A peça nos apresenta três soldados em campo de batalha. Não há cenário. O palco é preenchido apenas pelo desempenho dos três artistas, suas respectivas mochilas e bancos.

O tédio na espera da missão é combatido por uma competição musical de gaita, cada homem quer se provar melhor que o outro, demonstrando sua destreza e, principalmente, disputando quem tem o maior instrumento.

De cara já notamos quem é quem. Felipe Bregantim é o chefe, autoritário, másculo, seu maior sonho é voltar para casa cheio de medalhas depois de grandes feitos nas batalhas. Fernando Paz é o poeta, sensível, reflete sobre as situações e cria ficções para tornar mais humana a vida na guerra. Fernando Sampaio é o parvo, ingênuo e sempre faminto, tornou-se soldado apenas em busca de comida. Todos são palhaços. Ou melhor dizendo, utilizam-se de sua formação e experiência na arte da palhaçada para construir as personagens e, consequentemente, forjar a linguagem do espetáculo.  Os três personagens formam o corpo da tropa, ou melhor, da trupe. O primeiro representa o tórax, a força bruta e ímpeto; o outro, o baixo ventre, sempre interessado em comer e não se constrange com suas flatulências; e o último, a cabeça, cheia de reflexões e palavras.

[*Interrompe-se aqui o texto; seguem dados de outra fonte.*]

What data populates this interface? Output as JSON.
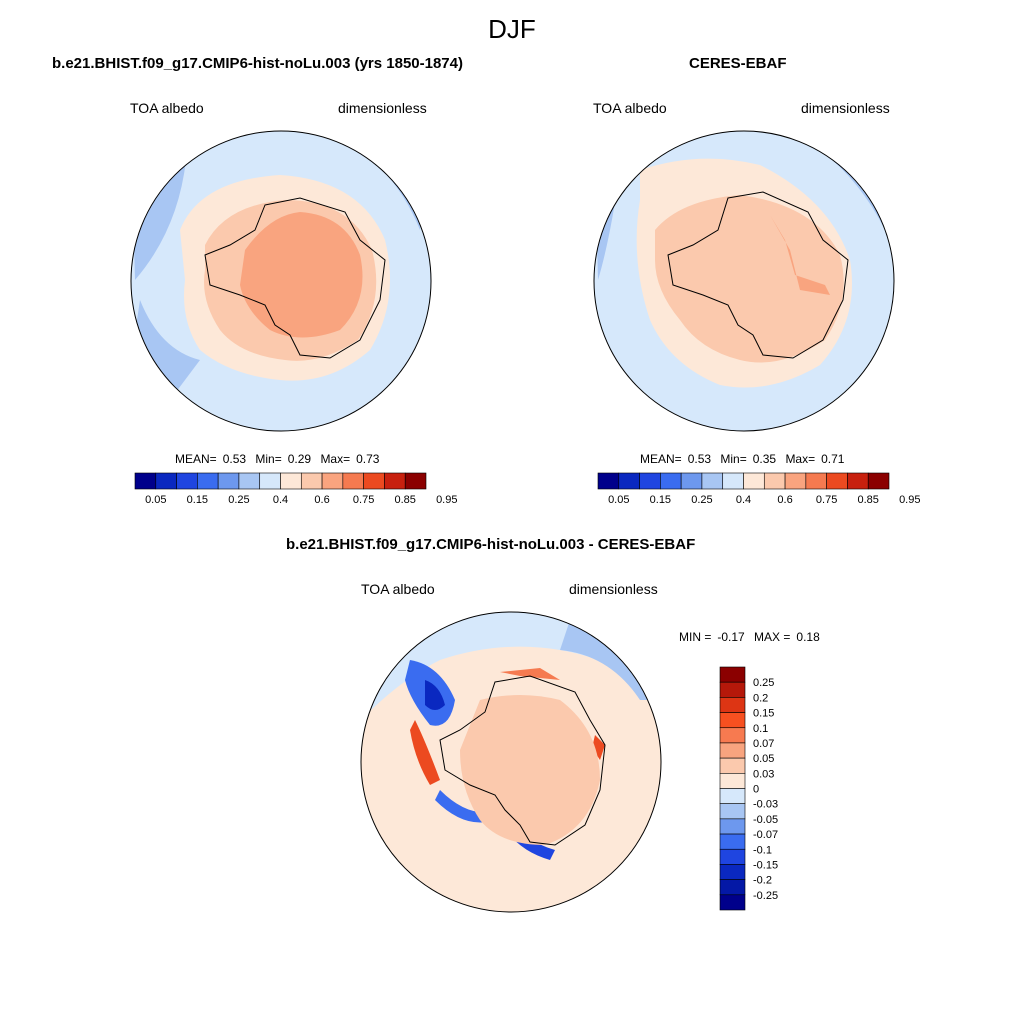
{
  "title": "DJF",
  "panels": [
    {
      "title": "b.e21.BHIST.f09_g17.CMIP6-hist-noLu.003 (yrs 1850-1874)",
      "variable": "TOA albedo",
      "units": "dimensionless",
      "stats": {
        "mean_label": "MEAN=",
        "mean": "0.53",
        "min_label": "Min=",
        "min": "0.29",
        "max_label": "Max=",
        "max": "0.73"
      }
    },
    {
      "title": "CERES-EBAF",
      "variable": "TOA albedo",
      "units": "dimensionless",
      "stats": {
        "mean_label": "MEAN=",
        "mean": "0.53",
        "min_label": "Min=",
        "min": "0.35",
        "max_label": "Max=",
        "max": "0.71"
      }
    },
    {
      "title": "b.e21.BHIST.f09_g17.CMIP6-hist-noLu.003 - CERES-EBAF",
      "variable": "TOA albedo",
      "units": "dimensionless",
      "stats": {
        "min_label": "MIN =",
        "min": "-0.17",
        "max_label": "MAX =",
        "max": "0.18"
      }
    }
  ],
  "colorbar_abs": {
    "colors": [
      "#00008b",
      "#0a28c0",
      "#1f45e0",
      "#3a6cf0",
      "#6d98ee",
      "#a8c6f3",
      "#d6e8fb",
      "#fde8d8",
      "#fbc9ad",
      "#f9a47f",
      "#f57a50",
      "#ec4a20",
      "#c8200e",
      "#8b0000"
    ],
    "tick_labels": [
      "0.05",
      "0.15",
      "0.25",
      "0.4",
      "0.6",
      "0.75",
      "0.85",
      "0.95"
    ]
  },
  "colorbar_diff": {
    "colors": [
      "#8b0000",
      "#b5180a",
      "#dd3514",
      "#f75020",
      "#f77a50",
      "#f8a47f",
      "#fbc9ad",
      "#fde8d8",
      "#d6e8fb",
      "#a8c6f3",
      "#6d98ee",
      "#3a6cf0",
      "#1f45e0",
      "#0a28c0",
      "#0418a6",
      "#00008b"
    ],
    "tick_labels": [
      "0.25",
      "0.2",
      "0.15",
      "0.1",
      "0.07",
      "0.05",
      "0.03",
      "0",
      "-0.03",
      "-0.05",
      "-0.07",
      "-0.1",
      "-0.15",
      "-0.2",
      "-0.25"
    ]
  }
}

Nas mãos dos palhaços, objetos simples são transformados: o desentupidor de pia em rifle e uma trena de madeira em antena de transmissor. Apresentam mímica precisa, tapas e tropeços bem executados, expressões faciais contundentes, timbres de voz extra cotidianos. A música povoa o enredo e é responsável por momentos sublimes. Há momentos hilários de nonsense, que brincam com o tempo desproporcional e o espaço sem limites. 

A lógica da arte da palhaçada destaca-se na relação das três figuras que se equilibram de forma harmônica, em uma precisão e espontaneidade indiscutíveis. Adjetivos que a princípio parecem excludentes, para a cia La Mínima, combinam-se a fim de produzir grandes efeitos cômicos. Ao mesmo tempo em que há grande técnica na execução de gags e na gestualidade, há a sensação de que tudo é uma grande brincadeira divertida para o elenco e, consequentemente, para o público.

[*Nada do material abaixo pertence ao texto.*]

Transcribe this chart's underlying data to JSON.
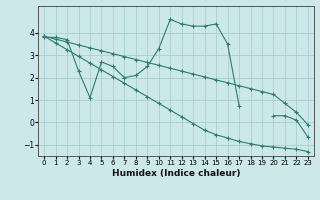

Os pontos altos aparecem quando o soldado parvo desafia a autoridade do chefe, tanto com bofetões quanto em respostas inusitadas. O público adora ser cúmplice dessa reviravolta e também se delicia nos contrastes entre a coragem e covardia do chefe. Seus grunhidos que soam como ordens são graves e guturais, sublinhando sua masculinidade. Por outro lado, seus sustos são expressos por gritos agudos, mostrando sua fragilidade diante do perigo.

A comicidade também surge no excesso de explicações e parnasianismo do poeta. Mas daí também vem as reflexões mais poéticas da peça, como a importância da arte e da ficção para se manter a dignidade diante das situações mais desumanizantes. 

E é sobre isso que recai a construção dramatúrgica da peça, feita em colaboração entre o elenco, Newton Moreno e Alvaro Assad. Um dos principais disparadores do espetáculo foi a experiência vivida no projeto Palhaços Sem Fronteiras, instituição que leva a arte da palhaçada para zonas de confronto. É nesse tipo de experiência que fica nítida a importância da arte para trazer alegria, humanidade e impulso de vida a quem passa por tal sofrimento. Sendo assim, a dramaturgia traz a contraposição entre o despropósito da guerra – fruto da ganância e opressão do povo –  e a necessidade da arte – fonte de sentido para a vida.

Qual o sentido da guerra? Quem está preparado para isso? Talvez os ordinários, quem “não tem moralidade”, “mesquinho”, “mau-caráter”, como um general que muda de lado apenas por interesses próprios. Mas não os ordinários, pessoas “comuns”, “normais”, “medíocres”, que apenas são usados como “bucha de canhão”.

A mímica, por meio de gestos, nos faz enxergar aquilo que não está sendo mostrado de fato. Esse segredo compartilhado entre artista e público gera uma cumplicidade ímpar que cria grandes efeitos de comicidade e entusiasmo. O mesmo ocorre com as críticas às armas, ao militarismo, à ganância da guerra, à banalização da violência e do ódio, que aparecem nas entrelinhas do espetáculo.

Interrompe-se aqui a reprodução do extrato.